Éric vient m'embrasser. « Je te propose de rester au chaud ce matin. Je te monte ton petit-déj et file faire quelques descentes. Ce serait bête d'être aux 7 Laux et de ne pas profiter de la neige ! On se retrouvera pour le déjeuner. Vers 14 heures, ça t'ira ? » J'acquiesce. Je me sens trop mal pour skier et je n'ai pas envie d'être un poids pour Éric. C'est son cadeau, ce week-end, et j'ai déjà suffisamment gâché la veillée...
« Cela a fini comment, hier soir ? » questionné-je. « Après le sexe buccal, ils en sont venus à des pénétrations, un coup l'un, un coup l'autre, voire tous en même temps. Cela a commencé sur la table, après avoir débarrassé la fondue, et ils ont terminé dans les chambres. On est tombé sur des voisins mélangistes... » Je n'ose pas demander s'il n'a fait que regarder. Mieux vaut que je chasse cette idée de ma tête. Je sais qu'Éric m'aime et qu'il ne fera rien sans moi et sans mon consentement. Enfin, je le crois...
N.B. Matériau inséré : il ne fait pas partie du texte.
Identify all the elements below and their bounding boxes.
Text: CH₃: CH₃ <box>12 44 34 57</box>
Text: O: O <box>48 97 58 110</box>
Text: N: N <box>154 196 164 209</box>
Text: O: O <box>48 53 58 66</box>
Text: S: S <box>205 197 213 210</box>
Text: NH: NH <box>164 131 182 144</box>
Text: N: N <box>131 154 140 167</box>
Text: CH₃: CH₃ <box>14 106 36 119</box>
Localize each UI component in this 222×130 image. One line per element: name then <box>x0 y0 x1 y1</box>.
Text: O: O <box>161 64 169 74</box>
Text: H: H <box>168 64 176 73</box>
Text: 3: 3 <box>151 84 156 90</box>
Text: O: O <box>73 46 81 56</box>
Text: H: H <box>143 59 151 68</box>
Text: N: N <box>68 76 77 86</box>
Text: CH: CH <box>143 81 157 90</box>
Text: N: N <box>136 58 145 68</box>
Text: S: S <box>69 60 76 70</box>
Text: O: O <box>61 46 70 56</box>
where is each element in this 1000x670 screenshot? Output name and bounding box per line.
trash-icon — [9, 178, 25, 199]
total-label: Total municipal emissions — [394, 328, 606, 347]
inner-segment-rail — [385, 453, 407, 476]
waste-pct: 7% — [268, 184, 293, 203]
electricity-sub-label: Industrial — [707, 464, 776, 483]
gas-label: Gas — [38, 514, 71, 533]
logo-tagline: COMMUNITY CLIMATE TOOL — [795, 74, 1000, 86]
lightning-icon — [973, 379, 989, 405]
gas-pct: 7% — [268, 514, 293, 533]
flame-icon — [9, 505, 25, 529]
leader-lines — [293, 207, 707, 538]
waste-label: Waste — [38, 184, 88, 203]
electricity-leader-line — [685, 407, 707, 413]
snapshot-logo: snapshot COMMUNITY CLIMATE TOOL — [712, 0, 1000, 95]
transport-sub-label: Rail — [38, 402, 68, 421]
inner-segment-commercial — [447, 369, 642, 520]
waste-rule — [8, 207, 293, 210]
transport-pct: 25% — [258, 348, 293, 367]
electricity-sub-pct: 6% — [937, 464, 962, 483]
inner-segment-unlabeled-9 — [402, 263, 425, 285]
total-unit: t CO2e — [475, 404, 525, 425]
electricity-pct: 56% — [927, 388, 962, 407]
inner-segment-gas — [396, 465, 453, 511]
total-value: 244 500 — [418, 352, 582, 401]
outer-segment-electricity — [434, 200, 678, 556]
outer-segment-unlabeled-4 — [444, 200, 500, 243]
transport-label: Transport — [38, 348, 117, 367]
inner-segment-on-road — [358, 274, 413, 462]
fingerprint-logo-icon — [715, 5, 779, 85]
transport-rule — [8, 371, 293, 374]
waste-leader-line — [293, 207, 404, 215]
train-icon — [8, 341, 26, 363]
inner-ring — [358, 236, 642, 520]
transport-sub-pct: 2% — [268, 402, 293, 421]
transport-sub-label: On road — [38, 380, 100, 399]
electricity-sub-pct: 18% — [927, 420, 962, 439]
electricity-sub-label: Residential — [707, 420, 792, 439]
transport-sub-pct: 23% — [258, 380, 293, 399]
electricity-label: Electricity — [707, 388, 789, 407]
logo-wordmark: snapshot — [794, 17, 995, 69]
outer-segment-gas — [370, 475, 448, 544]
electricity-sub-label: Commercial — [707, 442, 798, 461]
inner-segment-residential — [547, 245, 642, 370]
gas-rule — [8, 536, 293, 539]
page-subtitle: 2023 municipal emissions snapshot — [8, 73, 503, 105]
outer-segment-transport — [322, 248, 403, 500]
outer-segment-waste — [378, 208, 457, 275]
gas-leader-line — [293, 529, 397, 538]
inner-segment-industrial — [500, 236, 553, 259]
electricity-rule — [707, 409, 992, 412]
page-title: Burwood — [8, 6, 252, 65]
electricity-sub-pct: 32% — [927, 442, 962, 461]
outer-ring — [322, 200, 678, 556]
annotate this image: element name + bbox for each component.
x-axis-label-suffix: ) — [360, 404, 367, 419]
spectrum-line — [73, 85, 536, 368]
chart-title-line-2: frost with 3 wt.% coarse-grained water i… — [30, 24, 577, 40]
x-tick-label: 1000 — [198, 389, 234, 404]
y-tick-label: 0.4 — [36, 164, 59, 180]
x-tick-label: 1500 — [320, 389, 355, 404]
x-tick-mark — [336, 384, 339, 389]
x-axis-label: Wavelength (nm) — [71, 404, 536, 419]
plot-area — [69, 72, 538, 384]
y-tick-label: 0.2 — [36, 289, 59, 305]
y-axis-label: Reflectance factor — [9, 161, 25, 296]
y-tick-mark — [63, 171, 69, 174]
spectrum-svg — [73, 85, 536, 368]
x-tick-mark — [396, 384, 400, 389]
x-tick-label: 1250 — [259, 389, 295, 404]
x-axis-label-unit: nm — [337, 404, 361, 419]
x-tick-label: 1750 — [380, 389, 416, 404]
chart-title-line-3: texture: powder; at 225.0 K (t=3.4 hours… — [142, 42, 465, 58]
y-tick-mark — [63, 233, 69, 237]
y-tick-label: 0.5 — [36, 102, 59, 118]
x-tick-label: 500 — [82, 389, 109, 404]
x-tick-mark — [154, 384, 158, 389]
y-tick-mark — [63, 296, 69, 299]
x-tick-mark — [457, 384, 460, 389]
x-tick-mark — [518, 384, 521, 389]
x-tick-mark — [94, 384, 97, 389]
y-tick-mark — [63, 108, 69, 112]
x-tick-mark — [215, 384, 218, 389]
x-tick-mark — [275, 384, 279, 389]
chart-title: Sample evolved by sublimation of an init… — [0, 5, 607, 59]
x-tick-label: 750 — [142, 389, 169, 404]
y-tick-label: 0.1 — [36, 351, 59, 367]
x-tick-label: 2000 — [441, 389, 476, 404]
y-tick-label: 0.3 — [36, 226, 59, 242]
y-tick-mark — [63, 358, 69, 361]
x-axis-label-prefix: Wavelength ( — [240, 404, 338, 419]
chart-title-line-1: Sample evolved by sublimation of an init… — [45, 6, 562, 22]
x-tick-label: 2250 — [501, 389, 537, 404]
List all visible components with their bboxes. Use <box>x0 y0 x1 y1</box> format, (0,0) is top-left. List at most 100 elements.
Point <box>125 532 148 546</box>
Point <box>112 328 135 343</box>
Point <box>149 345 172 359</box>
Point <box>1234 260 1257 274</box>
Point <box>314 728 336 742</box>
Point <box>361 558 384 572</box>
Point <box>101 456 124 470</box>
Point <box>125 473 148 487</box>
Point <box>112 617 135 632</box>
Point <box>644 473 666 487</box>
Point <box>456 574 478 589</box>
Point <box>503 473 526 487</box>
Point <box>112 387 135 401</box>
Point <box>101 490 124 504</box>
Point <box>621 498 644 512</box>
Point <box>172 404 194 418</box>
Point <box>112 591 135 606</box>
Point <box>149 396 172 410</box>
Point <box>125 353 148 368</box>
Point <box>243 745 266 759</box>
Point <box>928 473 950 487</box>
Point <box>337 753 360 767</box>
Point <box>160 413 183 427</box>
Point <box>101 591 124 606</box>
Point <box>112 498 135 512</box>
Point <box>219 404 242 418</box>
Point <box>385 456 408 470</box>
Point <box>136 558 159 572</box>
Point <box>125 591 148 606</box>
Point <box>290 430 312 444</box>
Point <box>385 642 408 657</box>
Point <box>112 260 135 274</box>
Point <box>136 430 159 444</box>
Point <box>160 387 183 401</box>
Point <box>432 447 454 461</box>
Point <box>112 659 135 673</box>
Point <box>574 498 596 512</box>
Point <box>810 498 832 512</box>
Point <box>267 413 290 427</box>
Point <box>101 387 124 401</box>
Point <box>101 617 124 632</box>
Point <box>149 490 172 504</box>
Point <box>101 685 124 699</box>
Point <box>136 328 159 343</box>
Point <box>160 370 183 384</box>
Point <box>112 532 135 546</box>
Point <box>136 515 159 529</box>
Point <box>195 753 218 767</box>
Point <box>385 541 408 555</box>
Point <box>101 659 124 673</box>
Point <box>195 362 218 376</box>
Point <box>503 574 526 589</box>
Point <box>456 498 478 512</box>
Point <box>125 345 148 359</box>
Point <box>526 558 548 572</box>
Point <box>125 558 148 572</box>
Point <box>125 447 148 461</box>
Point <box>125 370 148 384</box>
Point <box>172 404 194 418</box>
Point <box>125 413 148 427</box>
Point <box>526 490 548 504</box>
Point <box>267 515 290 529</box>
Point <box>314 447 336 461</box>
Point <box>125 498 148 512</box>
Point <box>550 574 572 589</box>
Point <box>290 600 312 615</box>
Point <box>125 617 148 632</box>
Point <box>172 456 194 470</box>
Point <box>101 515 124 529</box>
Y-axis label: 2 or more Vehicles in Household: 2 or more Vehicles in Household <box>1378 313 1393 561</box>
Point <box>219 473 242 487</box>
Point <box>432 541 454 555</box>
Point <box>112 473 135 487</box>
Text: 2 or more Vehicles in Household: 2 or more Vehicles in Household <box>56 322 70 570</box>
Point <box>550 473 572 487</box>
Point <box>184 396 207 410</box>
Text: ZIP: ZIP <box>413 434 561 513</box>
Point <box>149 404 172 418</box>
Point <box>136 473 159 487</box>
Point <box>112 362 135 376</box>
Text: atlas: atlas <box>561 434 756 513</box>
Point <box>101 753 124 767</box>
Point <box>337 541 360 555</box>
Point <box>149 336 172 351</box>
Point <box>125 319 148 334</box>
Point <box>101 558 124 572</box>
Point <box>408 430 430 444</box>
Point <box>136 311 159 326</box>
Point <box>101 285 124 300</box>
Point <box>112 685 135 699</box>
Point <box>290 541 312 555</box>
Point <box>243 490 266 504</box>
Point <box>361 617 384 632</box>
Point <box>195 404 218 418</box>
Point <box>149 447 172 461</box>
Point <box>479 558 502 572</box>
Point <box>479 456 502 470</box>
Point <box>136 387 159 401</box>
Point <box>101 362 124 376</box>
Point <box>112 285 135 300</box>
Le chalet se vide. J'entends la porte d'entrée se refermer, puis c'est le silence. Je grignote une tartine. Je me sens subitement mieux, presque sereine. Je me lève et regarde par la fenêtre. Le ciel est bleu. Ce sera une belle journée. Je m'étire, et soudain je comprends. Ou plutôt, je devine. Il faut que j'en sois sûre. Je prends une douche, m'habille et sors.
De retour dans la chambre, j'ouvre la boîte et lis la notice. Uriner, attendre trois minutes et lire le résultat. Ce sont trois longues minutes qui s'égrènent. Je n'ose d'ailleurs pas regarder trop tôt, de peur que le résultat s'affiche plus tard que ce qu'affirme la notice. Je me force à patienter deux minutes de plus. Et une minute encore, de peur d'avoir mal compté.
Sur le test, les traits roses confirment que je suis enceinte. Je suis tellement émue que les larmes se mettent à couler sur mes joues. Cela explique l'humeur maussade, la fatigue, la nausée... les envies de sexe ?
Il me reste une heure avant le retour d'Éric. Je trouve une serviette de table en papier coloré, y emballe le test, scotche l'ensemble et dessine un cœur par-dessus. Le cadeau que je lui ai offert ? Un week-end en montagne, formule tout compris. Le « tout » prendra un sens nouveau lorsque je lui remettrai ce paquet.